Quantified Hypoxia and Anoxia in Lakes and Reservoirs

Freshwater Research, Baysville, Ontario, Canada

Received 31 October 2003; Revised 19 January 2004; Accepted 20 January 2004

Academic Editor: Karl E. Havens

Copyright © 2004 Gertrud K. Nurnberg.


Hypoxia and anoxia occur frequently in freshwater systems and have biological and chemical implications. Anoxia can be expressed and quantified as the anoxic factor; hypoxia, for a specific level of oxygen depletion, can be expressed as the hypoxic factor in lakes, reservoirs, and river sections. These methods summarize information of individual dissolved oxygen profiles as annual values or factors that facilitate comparison between and within lakes. Therefore, these factors are useful in the formulation and testing of hypotheses related to the dissolved oxygen status in water bodies.

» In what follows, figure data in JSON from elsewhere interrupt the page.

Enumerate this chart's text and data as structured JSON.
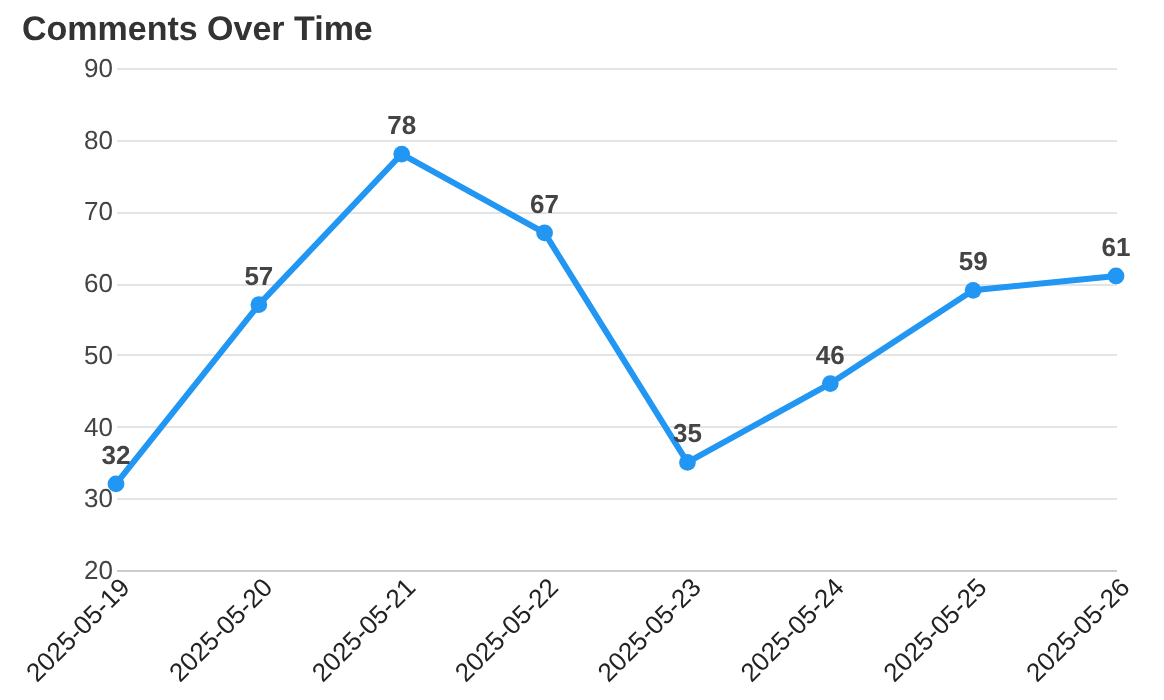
{
  "chart_data": {
    "type": "line",
    "title": "Comments Over Time",
    "categories": [
      "2025-05-19",
      "2025-05-20",
      "2025-05-21",
      "2025-05-22",
      "2025-05-23",
      "2025-05-24",
      "2025-05-25",
      "2025-05-26"
    ],
    "series": [
      {
        "color": "#2196f3",
        "values": [
          32,
          57,
          78,
          67,
          35,
          46,
          59,
          61
        ]
      }
    ],
    "ylim": [
      20,
      90
    ],
    "yticks": [
      20,
      30,
      40,
      50,
      60,
      70,
      80,
      90
    ],
    "grid": "y",
    "marker": "circle",
    "data_labels": true
  }
}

Methods of calculating different factors for different oxygen levels and water layers, including those applying separately to the epilimnion and hypolimnion, are presented in detail. Proven and potential applicability include: (1) the quantification of relationships with lake water quality variables and lake classification (trophic state), (2) the evaluation of restoration techniques with respect to their effects on hypolimnetic oxygen depletion, (3) the determination of internal phosphorus loading in stratified and polymictic lakes, (4) the exploration of habitat constraints due to hypoxia (e.g., fish species richness and winterkill), (5) forecasting potential effects of climatic change on oxygen content and internal phosphorus loading, and (6) the establishment and examination of criteria and guidelines with respect to hypoxia by custom-made definitions.